Sétimos
Aforismos
«(…)
Fui passear ao Jardim Zoológico. E diz-me a certa altura um passarinho: há
menos sentido metafísico no interior da cabeça de muitos macacos..., que no
exterior do pescoço..., da dona girafa!
Duas
hipóteses. A hipótese da vida para além da morte. E a hipótese do nada para
além da morte. Duas hipóteses. Duas apostas. Duas opostas..., apostas! Mas a
primeira, se perder, não conhece a derrota; e a segunda, se ganhar, não conhece
a vitória. Qual a melhor?
Desculpem,
mas eu acho que todos os verdadeiros poetas deviam ser cristãos. Pois o que é
um poeta? Alguém capaz, alguém especialmente capaz, de acreditar no impossível. Alguém capaz de duvidar de
tudo, menos do impossível. Ora o impossível por excelência, o impossível dos impossíveis: eis a base do cristianismo: o Verbo fazer-se carne;
Deus fazer-se homem. Sim, o Evangelho devia ser pregado, em primeiro lugar, aos
autênticos eleitos..., aos autênticos poetas... E só depois, quando estes o
recusassem, (como de facto muitos o recusam), à outra gente, às outras gentes:
aos gentios, aos outros homens... A nós: os cegos, os coxos, os pobres, os
inválidos...
Revolta-me
a perspectiva de um fim do mundo provavelmente próximo devido ao benemérito avanço
da Civilização; devido ao abençoado requinte da Técnica. Só bombas atómicas já
as há fabricadas e armazenadas, prontinhas para consumo, em número acima, muito
acima do necessário para aniquilar toda a vida, vegetal, animal e humana, sobre
a face da Terra. E indigna-me, confesso, pelo menos muitas vezes indigna-me,
pensar que o Homem se suicida; pensar que o Planeta qualquer dia rebenta.

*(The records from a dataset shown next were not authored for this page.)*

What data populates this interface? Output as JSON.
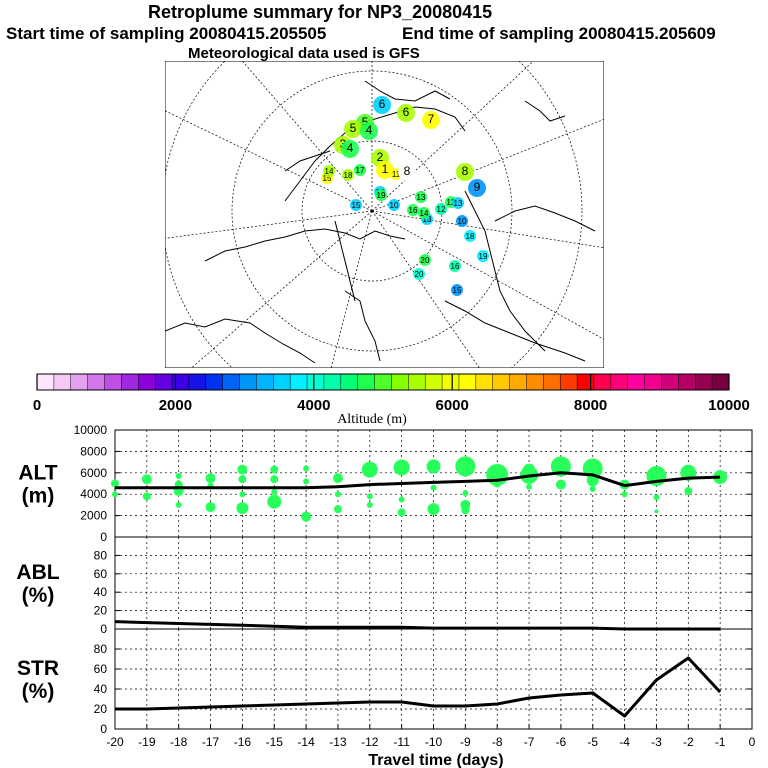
{
  "header": {
    "title": "Retroplume summary for NP3_20080415",
    "start_time": "Start time of sampling 20080415.205505",
    "end_time": "End time of sampling 20080415.205609",
    "meteo": "Meteorological data used is GFS"
  },
  "colorbar": {
    "label": "Altitude (m)",
    "ticks": [
      "0",
      "2000",
      "4000",
      "6000",
      "8000",
      "10000"
    ],
    "colors": [
      "#ffe6ff",
      "#f5c8f5",
      "#e6a0f0",
      "#d278eb",
      "#be50e6",
      "#a028e1",
      "#8c00dc",
      "#6400e1",
      "#3c00e6",
      "#1414eb",
      "#0032f0",
      "#0064f5",
      "#0096fa",
      "#00b4ff",
      "#00d2ff",
      "#00f0ff",
      "#00ffd2",
      "#00ffaa",
      "#00ff78",
      "#1eff50",
      "#50ff28",
      "#82ff00",
      "#aaff00",
      "#d2ff00",
      "#f0ff00",
      "#ffff00",
      "#ffe100",
      "#ffc800",
      "#ffaa00",
      "#ff8c00",
      "#ff6e00",
      "#ff3c00",
      "#ff0000",
      "#ff0050",
      "#ff0078",
      "#ff00a0",
      "#f0008c",
      "#d20078",
      "#b40064",
      "#960050",
      "#780040"
    ]
  },
  "map_labels": [
    {
      "t": "6",
      "c": "#00d2ff"
    },
    {
      "t": "6",
      "c": "#aaff00"
    },
    {
      "t": "7",
      "c": "#ffff00"
    },
    {
      "t": "5",
      "c": "#50ff28"
    },
    {
      "t": "5",
      "c": "#aaff00"
    },
    {
      "t": "4",
      "c": "#1eff50"
    },
    {
      "t": "3",
      "c": "#aaff00"
    },
    {
      "t": "4",
      "c": "#1eff50"
    },
    {
      "t": "2",
      "c": "#aaff00"
    },
    {
      "t": "1",
      "c": "#ffff00"
    },
    {
      "t": "8",
      "c": "#aaff00"
    },
    {
      "t": "9",
      "c": "#0096fa"
    },
    {
      "t": "10",
      "c": "#0096fa"
    },
    {
      "t": "11",
      "c": "#ffff00"
    },
    {
      "t": "12",
      "c": "#1eff50"
    },
    {
      "t": "13",
      "c": "#00d2ff"
    },
    {
      "t": "15",
      "c": "#00d2ff"
    },
    {
      "t": "16",
      "c": "#1eff50"
    },
    {
      "t": "17",
      "c": "#00d2ff"
    },
    {
      "t": "18",
      "c": "#00f0ff"
    },
    {
      "t": "19",
      "c": "#00f0ff"
    },
    {
      "t": "20",
      "c": "#00ffd2"
    },
    {
      "t": "20",
      "c": "#1eff50"
    },
    {
      "t": "16",
      "c": "#00ffaa"
    },
    {
      "t": "12",
      "c": "#00ffaa"
    },
    {
      "t": "13",
      "c": "#00d2ff"
    },
    {
      "t": "14",
      "c": "#1eff50"
    },
    {
      "t": "15",
      "c": "#ffff00"
    },
    {
      "t": "10",
      "c": "#00d2ff"
    },
    {
      "t": "19",
      "c": "#1eff50"
    },
    {
      "t": "18",
      "c": "#aaff00"
    },
    {
      "t": "14",
      "c": "#aaff00"
    },
    {
      "t": "17",
      "c": "#1eff50"
    },
    {
      "t": "8",
      "c": "#ffffff"
    },
    {
      "t": "13",
      "c": "#1eff50"
    },
    {
      "t": "15",
      "c": "#0096fa"
    }
  ],
  "chart_data": [
    {
      "type": "line",
      "name": "ALT",
      "ylabel": [
        "ALT",
        "(m)"
      ],
      "ylim": [
        0,
        10000
      ],
      "yticks": [
        "0",
        "2000",
        "4000",
        "6000",
        "8000",
        "10000"
      ],
      "x": [
        -20,
        -19,
        -18,
        -17,
        -16,
        -15,
        -14,
        -13,
        -12,
        -11,
        -10,
        -9,
        -8,
        -7,
        -6,
        -5,
        -4,
        -3,
        -2,
        -1
      ],
      "values": [
        4600,
        4600,
        4600,
        4600,
        4600,
        4600,
        4600,
        4700,
        4900,
        5000,
        5100,
        5200,
        5300,
        5700,
        6000,
        5800,
        4800,
        5200,
        5500,
        5600
      ],
      "scatter": [
        {
          "x": -20,
          "y": 5000,
          "s": 4
        },
        {
          "x": -20,
          "y": 4000,
          "s": 3
        },
        {
          "x": -19,
          "y": 5400,
          "s": 5
        },
        {
          "x": -19,
          "y": 3800,
          "s": 4
        },
        {
          "x": -18,
          "y": 5700,
          "s": 3
        },
        {
          "x": -18,
          "y": 4900,
          "s": 4
        },
        {
          "x": -18,
          "y": 4300,
          "s": 5
        },
        {
          "x": -18,
          "y": 3000,
          "s": 3
        },
        {
          "x": -17,
          "y": 5500,
          "s": 5
        },
        {
          "x": -17,
          "y": 4800,
          "s": 3
        },
        {
          "x": -17,
          "y": 2800,
          "s": 5
        },
        {
          "x": -16,
          "y": 6300,
          "s": 5
        },
        {
          "x": -16,
          "y": 5400,
          "s": 4
        },
        {
          "x": -16,
          "y": 4000,
          "s": 3
        },
        {
          "x": -16,
          "y": 2700,
          "s": 6
        },
        {
          "x": -15,
          "y": 6300,
          "s": 4
        },
        {
          "x": -15,
          "y": 5400,
          "s": 4
        },
        {
          "x": -15,
          "y": 4200,
          "s": 3
        },
        {
          "x": -15,
          "y": 3300,
          "s": 7
        },
        {
          "x": -14,
          "y": 6400,
          "s": 3
        },
        {
          "x": -14,
          "y": 5200,
          "s": 3
        },
        {
          "x": -14,
          "y": 1900,
          "s": 5
        },
        {
          "x": -13,
          "y": 5500,
          "s": 5
        },
        {
          "x": -13,
          "y": 4000,
          "s": 3
        },
        {
          "x": -13,
          "y": 2600,
          "s": 4
        },
        {
          "x": -12,
          "y": 6300,
          "s": 8
        },
        {
          "x": -12,
          "y": 3800,
          "s": 3
        },
        {
          "x": -12,
          "y": 3000,
          "s": 3
        },
        {
          "x": -11,
          "y": 6500,
          "s": 8
        },
        {
          "x": -11,
          "y": 3500,
          "s": 3
        },
        {
          "x": -11,
          "y": 2300,
          "s": 4
        },
        {
          "x": -10,
          "y": 6600,
          "s": 7
        },
        {
          "x": -10,
          "y": 4600,
          "s": 3
        },
        {
          "x": -10,
          "y": 2600,
          "s": 6
        },
        {
          "x": -9,
          "y": 6600,
          "s": 10
        },
        {
          "x": -9,
          "y": 4100,
          "s": 3
        },
        {
          "x": -9,
          "y": 3000,
          "s": 5
        },
        {
          "x": -9,
          "y": 2500,
          "s": 4
        },
        {
          "x": -8,
          "y": 5800,
          "s": 11
        },
        {
          "x": -8,
          "y": 5000,
          "s": 4
        },
        {
          "x": -7,
          "y": 6300,
          "s": 6
        },
        {
          "x": -7,
          "y": 5800,
          "s": 9
        },
        {
          "x": -7,
          "y": 4700,
          "s": 3
        },
        {
          "x": -6,
          "y": 6600,
          "s": 10
        },
        {
          "x": -6,
          "y": 4900,
          "s": 5
        },
        {
          "x": -5,
          "y": 6400,
          "s": 10
        },
        {
          "x": -5,
          "y": 5300,
          "s": 6
        },
        {
          "x": -5,
          "y": 4500,
          "s": 3
        },
        {
          "x": -4,
          "y": 4900,
          "s": 5
        },
        {
          "x": -4,
          "y": 4000,
          "s": 3
        },
        {
          "x": -3,
          "y": 5700,
          "s": 10
        },
        {
          "x": -3,
          "y": 3700,
          "s": 3
        },
        {
          "x": -3,
          "y": 2400,
          "s": 2
        },
        {
          "x": -2,
          "y": 6000,
          "s": 8
        },
        {
          "x": -2,
          "y": 4300,
          "s": 4
        },
        {
          "x": -1,
          "y": 5600,
          "s": 7
        }
      ]
    },
    {
      "type": "line",
      "name": "ABL",
      "ylabel": [
        "ABL",
        "(%)"
      ],
      "ylim": [
        0,
        100
      ],
      "yticks": [
        "0",
        "20",
        "40",
        "60",
        "80"
      ],
      "x": [
        -20,
        -19,
        -18,
        -17,
        -16,
        -15,
        -14,
        -13,
        -12,
        -11,
        -10,
        -9,
        -8,
        -7,
        -6,
        -5,
        -4,
        -3,
        -2,
        -1
      ],
      "values": [
        8,
        7,
        6,
        5,
        4,
        3,
        2,
        2,
        2,
        2,
        1,
        1,
        1,
        1,
        1,
        1,
        0,
        0,
        0,
        0
      ]
    },
    {
      "type": "line",
      "name": "STR",
      "ylabel": [
        "STR",
        "(%)"
      ],
      "ylim": [
        0,
        100
      ],
      "yticks": [
        "0",
        "20",
        "40",
        "60",
        "80"
      ],
      "x": [
        -20,
        -19,
        -18,
        -17,
        -16,
        -15,
        -14,
        -13,
        -12,
        -11,
        -10,
        -9,
        -8,
        -7,
        -6,
        -5,
        -4,
        -3,
        -2,
        -1
      ],
      "values": [
        20,
        20,
        21,
        22,
        23,
        24,
        25,
        26,
        27,
        27,
        23,
        23,
        25,
        31,
        34,
        36,
        13,
        49,
        71,
        37
      ],
      "xticks": [
        "-20",
        "-19",
        "-18",
        "-17",
        "-16",
        "-15",
        "-14",
        "-13",
        "-12",
        "-11",
        "-10",
        "-9",
        "-8",
        "-7",
        "-6",
        "-5",
        "-4",
        "-3",
        "-2",
        "-1",
        "0"
      ],
      "xlabel": "Travel time (days)"
    }
  ]
}
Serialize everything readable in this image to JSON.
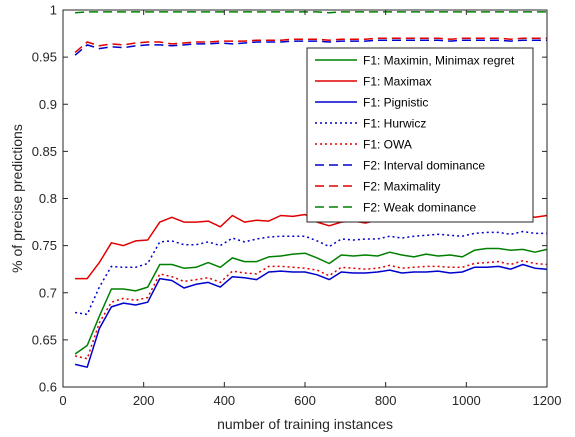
{
  "chart_data": {
    "type": "line",
    "title": "",
    "xlabel": "number of training instances",
    "ylabel": "% of precise predictions",
    "xlim": [
      0,
      1200
    ],
    "ylim": [
      0.6,
      1.0
    ],
    "xticks": [
      "0",
      "200",
      "400",
      "600",
      "800",
      "1000",
      "1200"
    ],
    "yticks": [
      "0.6",
      "0.65",
      "0.7",
      "0.75",
      "0.8",
      "0.85",
      "0.9",
      "0.95",
      "1"
    ],
    "grid": false,
    "legend_position": "upper-right",
    "x": [
      30,
      60,
      90,
      120,
      150,
      180,
      210,
      240,
      270,
      300,
      330,
      360,
      390,
      420,
      450,
      480,
      510,
      540,
      570,
      600,
      630,
      660,
      690,
      720,
      750,
      780,
      810,
      840,
      870,
      900,
      930,
      960,
      990,
      1020,
      1050,
      1080,
      1110,
      1140,
      1170,
      1200
    ],
    "series": [
      {
        "name": "F1: Maximin, Minimax regret",
        "color": "#008000",
        "dash": "solid",
        "values": [
          0.635,
          0.644,
          0.675,
          0.704,
          0.704,
          0.702,
          0.706,
          0.73,
          0.73,
          0.726,
          0.727,
          0.732,
          0.727,
          0.737,
          0.733,
          0.733,
          0.738,
          0.739,
          0.741,
          0.742,
          0.737,
          0.731,
          0.74,
          0.739,
          0.74,
          0.739,
          0.743,
          0.74,
          0.738,
          0.741,
          0.739,
          0.74,
          0.738,
          0.745,
          0.747,
          0.747,
          0.745,
          0.746,
          0.743,
          0.746
        ]
      },
      {
        "name": "F1: Maximax",
        "color": "#e00000",
        "dash": "solid",
        "values": [
          0.715,
          0.715,
          0.732,
          0.753,
          0.75,
          0.755,
          0.756,
          0.775,
          0.78,
          0.775,
          0.775,
          0.776,
          0.77,
          0.782,
          0.775,
          0.777,
          0.776,
          0.782,
          0.781,
          0.783,
          0.775,
          0.771,
          0.775,
          0.776,
          0.774,
          0.777,
          0.779,
          0.78,
          0.777,
          0.776,
          0.779,
          0.779,
          0.778,
          0.78,
          0.782,
          0.784,
          0.781,
          0.784,
          0.78,
          0.782
        ]
      },
      {
        "name": "F1: Pignistic",
        "color": "#0000cc",
        "dash": "solid",
        "values": [
          0.624,
          0.621,
          0.662,
          0.685,
          0.689,
          0.687,
          0.69,
          0.715,
          0.713,
          0.705,
          0.709,
          0.711,
          0.706,
          0.717,
          0.716,
          0.714,
          0.722,
          0.723,
          0.722,
          0.722,
          0.719,
          0.714,
          0.722,
          0.721,
          0.721,
          0.722,
          0.724,
          0.721,
          0.722,
          0.722,
          0.723,
          0.721,
          0.722,
          0.727,
          0.727,
          0.728,
          0.725,
          0.73,
          0.726,
          0.725
        ]
      },
      {
        "name": "F1: Hurwicz",
        "color": "#0000cc",
        "dash": "dotted",
        "values": [
          0.679,
          0.677,
          0.706,
          0.728,
          0.727,
          0.727,
          0.731,
          0.754,
          0.755,
          0.751,
          0.751,
          0.754,
          0.75,
          0.758,
          0.754,
          0.757,
          0.759,
          0.76,
          0.76,
          0.76,
          0.755,
          0.749,
          0.757,
          0.756,
          0.757,
          0.757,
          0.76,
          0.758,
          0.76,
          0.761,
          0.762,
          0.761,
          0.76,
          0.763,
          0.764,
          0.764,
          0.762,
          0.765,
          0.763,
          0.763
        ]
      },
      {
        "name": "F1: OWA",
        "color": "#e00000",
        "dash": "dotted",
        "values": [
          0.633,
          0.63,
          0.668,
          0.69,
          0.694,
          0.692,
          0.695,
          0.72,
          0.717,
          0.712,
          0.714,
          0.716,
          0.711,
          0.723,
          0.721,
          0.72,
          0.728,
          0.728,
          0.727,
          0.726,
          0.724,
          0.718,
          0.727,
          0.726,
          0.725,
          0.726,
          0.729,
          0.726,
          0.727,
          0.728,
          0.728,
          0.727,
          0.727,
          0.731,
          0.732,
          0.733,
          0.73,
          0.734,
          0.731,
          0.73
        ]
      },
      {
        "name": "F2: Interval dominance",
        "color": "#0000cc",
        "dash": "dashed",
        "values": [
          0.952,
          0.963,
          0.959,
          0.961,
          0.96,
          0.962,
          0.963,
          0.963,
          0.962,
          0.963,
          0.964,
          0.964,
          0.965,
          0.964,
          0.965,
          0.966,
          0.966,
          0.966,
          0.967,
          0.967,
          0.967,
          0.966,
          0.967,
          0.967,
          0.967,
          0.968,
          0.968,
          0.968,
          0.968,
          0.968,
          0.968,
          0.967,
          0.968,
          0.968,
          0.968,
          0.968,
          0.967,
          0.968,
          0.968,
          0.968
        ]
      },
      {
        "name": "F2: Maximality",
        "color": "#e00000",
        "dash": "dashed",
        "values": [
          0.955,
          0.966,
          0.962,
          0.964,
          0.963,
          0.965,
          0.966,
          0.966,
          0.964,
          0.965,
          0.966,
          0.966,
          0.967,
          0.967,
          0.967,
          0.968,
          0.968,
          0.968,
          0.969,
          0.969,
          0.969,
          0.968,
          0.969,
          0.969,
          0.969,
          0.97,
          0.97,
          0.97,
          0.97,
          0.97,
          0.97,
          0.969,
          0.97,
          0.97,
          0.97,
          0.97,
          0.969,
          0.97,
          0.97,
          0.97
        ]
      },
      {
        "name": "F2: Weak dominance",
        "color": "#008000",
        "dash": "dashed",
        "values": [
          0.997,
          0.998,
          0.998,
          0.998,
          0.998,
          0.998,
          0.998,
          0.998,
          0.998,
          0.998,
          0.998,
          0.998,
          0.998,
          0.998,
          0.998,
          0.998,
          0.998,
          0.998,
          0.998,
          0.998,
          0.998,
          0.997,
          0.998,
          0.998,
          0.998,
          0.998,
          0.998,
          0.998,
          0.998,
          0.998,
          0.998,
          0.998,
          0.998,
          0.998,
          0.998,
          0.998,
          0.998,
          0.998,
          0.998,
          0.998
        ]
      }
    ]
  }
}
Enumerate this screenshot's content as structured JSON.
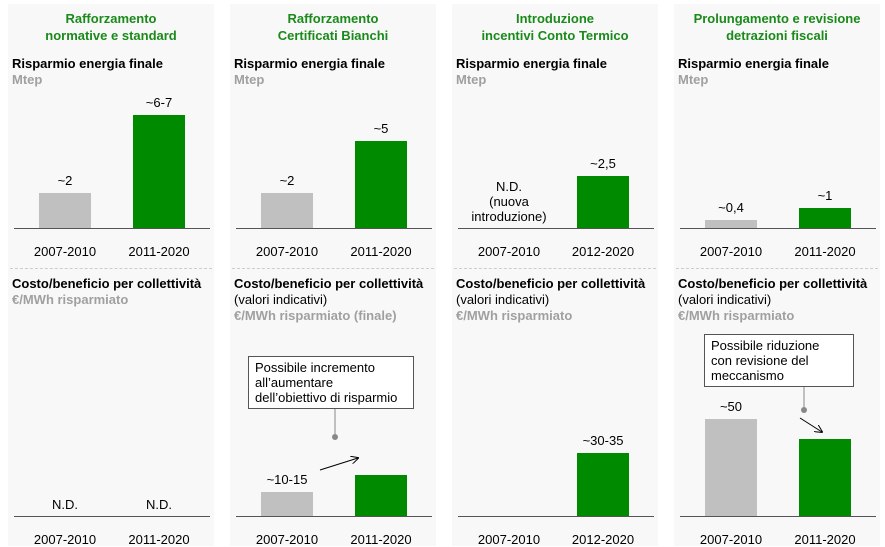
{
  "chart_data": [
    {
      "type": "bar",
      "title": "Rafforzamento\nnormative e standard",
      "subtitle": "Risparmio energia finale",
      "unit": "Mtep",
      "categories": [
        "2007-2010",
        "2011-2020"
      ],
      "values": [
        2,
        6.5
      ],
      "value_labels": [
        "~2",
        "~6-7"
      ],
      "colors": [
        "#c0c0c0",
        "#008a00"
      ],
      "ylim": [
        0,
        7.5
      ]
    },
    {
      "type": "bar",
      "subtitle": "Costo/beneficio per collettività",
      "unit": "€/MWh risparmiato",
      "categories": [
        "2007-2010",
        "2011-2020"
      ],
      "values": [
        null,
        null
      ],
      "value_labels": [
        "N.D.",
        "N.D."
      ],
      "colors": [
        "#c0c0c0",
        "#008a00"
      ],
      "ylim": [
        0,
        60
      ]
    },
    {
      "type": "bar",
      "title": "Rafforzamento\nCertificati Bianchi",
      "subtitle": "Risparmio energia finale",
      "unit": "Mtep",
      "categories": [
        "2007-2010",
        "2011-2020"
      ],
      "values": [
        2,
        5
      ],
      "value_labels": [
        "~2",
        "~5"
      ],
      "colors": [
        "#c0c0c0",
        "#008a00"
      ],
      "ylim": [
        0,
        7.5
      ]
    },
    {
      "type": "bar",
      "subtitle": "Costo/beneficio per collettività",
      "subtitle_note": " (valori indicativi)",
      "unit": "€/MWh risparmiato (finale)",
      "categories": [
        "2007-2010",
        "2011-2020"
      ],
      "values": [
        12.5,
        21
      ],
      "value_labels": [
        "~10-15",
        null
      ],
      "colors": [
        "#c0c0c0",
        "#008a00"
      ],
      "ylim": [
        0,
        60
      ],
      "annotation": "Possibile incremento\nall’aumentare\ndell’obiettivo di risparmio"
    },
    {
      "type": "bar",
      "title": "Introduzione\nincentivi Conto Termico",
      "subtitle": "Risparmio energia finale",
      "unit": "Mtep",
      "categories": [
        "2007-2010",
        "2012-2020"
      ],
      "values": [
        null,
        2.5
      ],
      "value_labels": [
        "N.D.\n(nuova\nintroduzione)",
        "~2,5"
      ],
      "colors": [
        "#c0c0c0",
        "#008a00"
      ],
      "ylim": [
        0,
        6.25
      ]
    },
    {
      "type": "bar",
      "subtitle": "Costo/beneficio per collettività",
      "subtitle_note": " (valori indicativi)",
      "unit": "€/MWh risparmiato",
      "categories": [
        "2007-2010",
        "2012-2020"
      ],
      "values": [
        null,
        32.5
      ],
      "value_labels": [
        null,
        "~30-35"
      ],
      "colors": [
        "#c0c0c0",
        "#008a00"
      ],
      "ylim": [
        0,
        60
      ]
    },
    {
      "type": "bar",
      "title": "Prolungamento e revisione\ndetrazioni fiscali",
      "subtitle": "Risparmio energia finale",
      "unit": "Mtep",
      "categories": [
        "2007-2010",
        "2011-2020"
      ],
      "values": [
        0.4,
        1
      ],
      "value_labels": [
        "~0,4",
        "~1"
      ],
      "colors": [
        "#c0c0c0",
        "#008a00"
      ],
      "ylim": [
        0,
        6.5
      ]
    },
    {
      "type": "bar",
      "subtitle": "Costo/beneficio per collettività",
      "subtitle_note": " (valori indicativi)",
      "unit": "€/MWh risparmiato",
      "categories": [
        "2007-2010",
        "2011-2020"
      ],
      "values": [
        50,
        40
      ],
      "value_labels": [
        "~50",
        null
      ],
      "colors": [
        "#c0c0c0",
        "#008a00"
      ],
      "ylim": [
        0,
        60
      ],
      "annotation": "Possibile riduzione\ncon revisione del\nmeccanismo"
    }
  ]
}
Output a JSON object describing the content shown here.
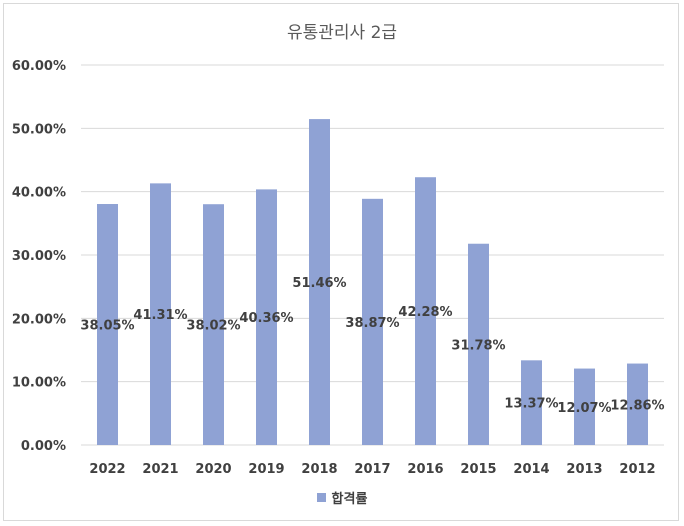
{
  "chart_data": {
    "type": "bar",
    "title": "유통관리사 2급",
    "categories": [
      "2022",
      "2021",
      "2020",
      "2019",
      "2018",
      "2017",
      "2016",
      "2015",
      "2014",
      "2013",
      "2012"
    ],
    "series": [
      {
        "name": "합격률",
        "values": [
          38.05,
          41.31,
          38.02,
          40.36,
          51.46,
          38.87,
          42.28,
          31.78,
          13.37,
          12.07,
          12.86
        ],
        "labels": [
          "38.05%",
          "41.31%",
          "38.02%",
          "40.36%",
          "51.46%",
          "38.87%",
          "42.28%",
          "31.78%",
          "13.37%",
          "12.07%",
          "12.86%"
        ]
      }
    ],
    "ylim": [
      0,
      60
    ],
    "y_ticks": [
      "0.00%",
      "10.00%",
      "20.00%",
      "30.00%",
      "40.00%",
      "50.00%",
      "60.00%"
    ],
    "grid": true,
    "legend_position": "bottom",
    "bar_color": "#8fa2d4"
  }
}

Outras vezes, porém, também confesso: quase que estou como certa velhota minha
vizinha. Mlnha vizinha..., e muito beata... Essa velhota (muito beata..., e
minha vizinha...) quando lhe falam na supremamente angustiante, horrível, trágica,
super-trágica hipótese de se acabar o Mundo, encolhe os ombros, e faz apenas
este comentário: Não se acaba grande
coisa.
Hegel
disse: Eu vi Napoleão a cavalo: eu vi o Espírito a cavalo. Là-dessus, o cavalo do
Napoleão, a besta do Napoleão menos mentira, se retorquira: Viu-se o Hegel a
pé: viu-se o Espírito à pata.
Porque
será que Francisco de Assis, explicando aos animais, às plantas e às pedras a
doutrina cristã, constitui uma figura de mestre sublime, e o filósofo Hegel, se
explicasse aos animais, às plantas ou às pedras, que todo o real é racional, faria uma figura de parvo ridículo?
Das
provas da existência de Deus, a melhor..., é documental. Um argumento..., documento! Documento? Fac-simile. Fotocópia! Fotocópia?! Fotocópia...,
de Deus! Hein?! Fotocópia de Deus?! Perfeita! E autenticada! Autenticada?! Com
selos e tudo. Com selos e tudo?! Com estigmas e tudo...
Discutem
os teólogos se uma coisa que S. Francisco fez, no início da sua carreira de
santo, foi pecado ou não. Essa coisa foi: agarrar no dinheiro, no rico dinheiro
de Pedro Bernardão, e atirá-lo (ao dinheiro...) pela janela fora. Eu não sou
teólogo; eu sou literato. Eu acho que S. Francisco errou, pecou..., gramaticalmente; acertou..., estilisticamente».
In
Vicente Sanches, Van Gogh e Sétimos Aforismos, edição numerada com nº 000051,
Gráfico de S. José, Castelo Branco, 1990.